Beit El Wali
Nubia has a multitude of Egyptian temples that were erected during the New Kingdom and Graeco-Roman periods. For instance, King Ramses II constructed seven temples, where six were on the West Nile and one on the East Nile.
The International Campaign to Save Nubia’s Antiquities has become a cause for the international community, as well as Egypt and UNESCO, to unite to safeguard and preserve the world’s heritage. The monuments, these treasures of the human race were in immediate danger as the waters of the Nile River were rising after the construction of the Aswan High Dam.
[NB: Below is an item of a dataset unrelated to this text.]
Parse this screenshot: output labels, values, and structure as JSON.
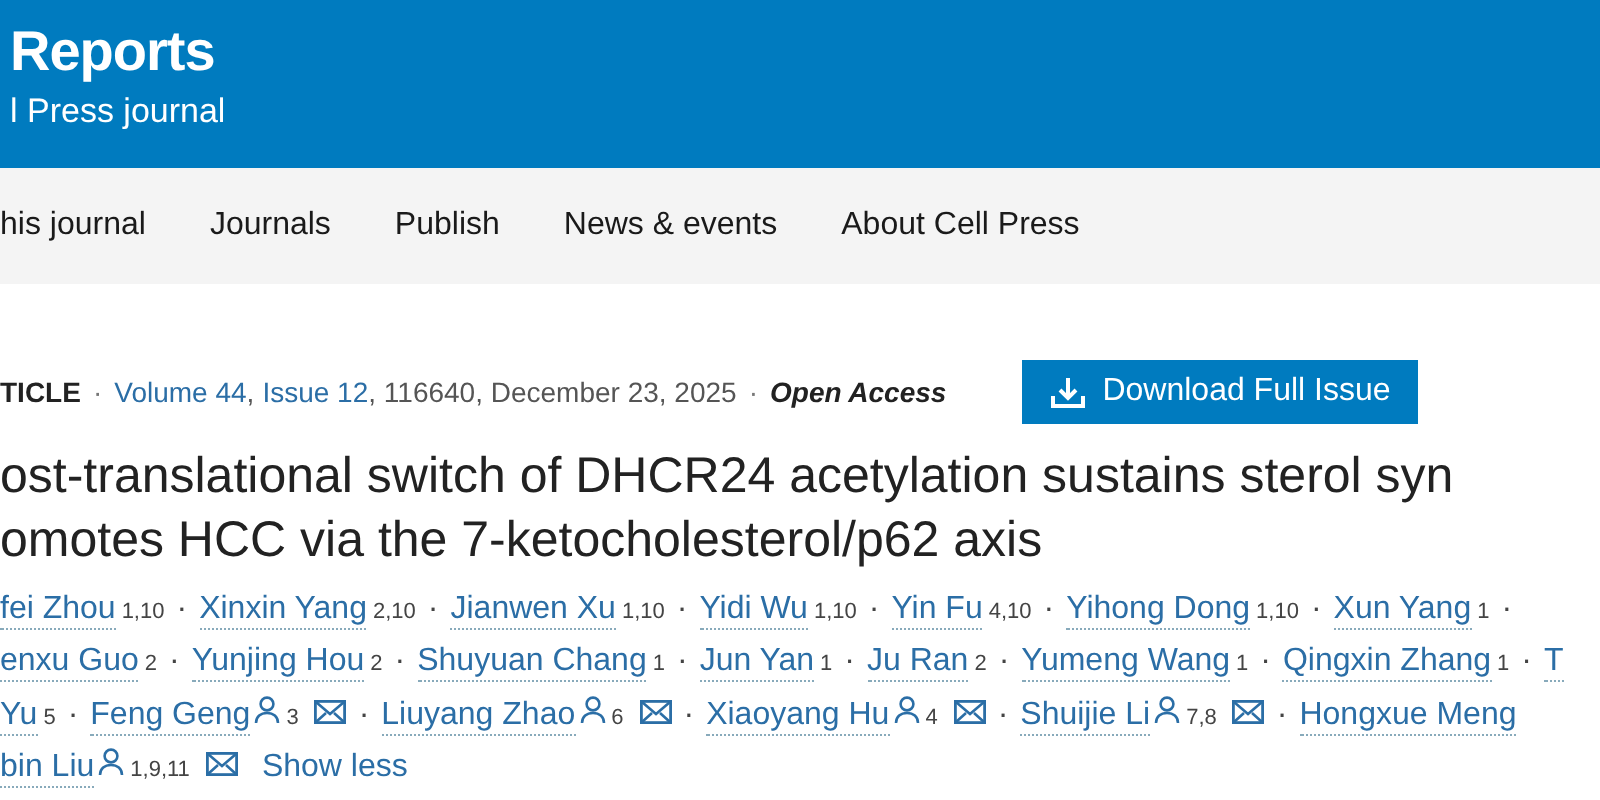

The journey commenced in March 1960. It culminated on March 10, 1980 with a collective work of a diverse group of archeologists, engineers, and heavy machinery operators. The International Campaign to Save the Antiquities of Nubia commenced operations in the year nineteen sixty and came to a halt in the year nineteen eighty, protecting all Egyptian temples located within the Nubia region that consisted of four temple complexes among which the first one was located at Kalabsha Island area comprising the temples of Kalabsha, Jurf Hussein, Beit al-Wali and the palace of Qartasi while second complex was also situated 150 kilometers south of Aswan, along the shores of Aswan lake.
One hundred and fifty kilometers south of the city of Aswan and on Lake Nasser, the New Seboua region was created and incorporated the temples of Wadi Seboua, Dakka, and Muharra, the third gathering being located 190 kilometers south of Aswan and known as the New Amda area which also included the temples of Amda, Dakka, and the Benut cemetery, while the fourth gathering was that of the Abu Simbel temples.
This temple to the northwest of Kalabsha is one of the six temples that Ramses II hewn out of the rock in Nubia. Made of stone, it comprises grew casted a front courtyard, and a colonnaded hall, and the Holy of Holies, which also was carved from rock. In the Christian times the temple was turned into a church.
The walls of the front courtyard depict scenes of King Ramses II's wars, on the right wall the wars against Asians and Libyans, and on the left the wars against the Nubians, and the scenes of these wars were repeated on the walls of the transverse hall, on the right we see the king slaughtering the Libyans, and on the left he slaughters the Nubians.
Within this auditorium's rear wall, two recessions are present: the one to the right features a triumvirate of figures, all portraying Ramses II, and is flanked by Khnum and Satet, while the left one has another group of triads in which Ramses II is sandwiched between Horus, the patron god of Copan, and his wife, Isis.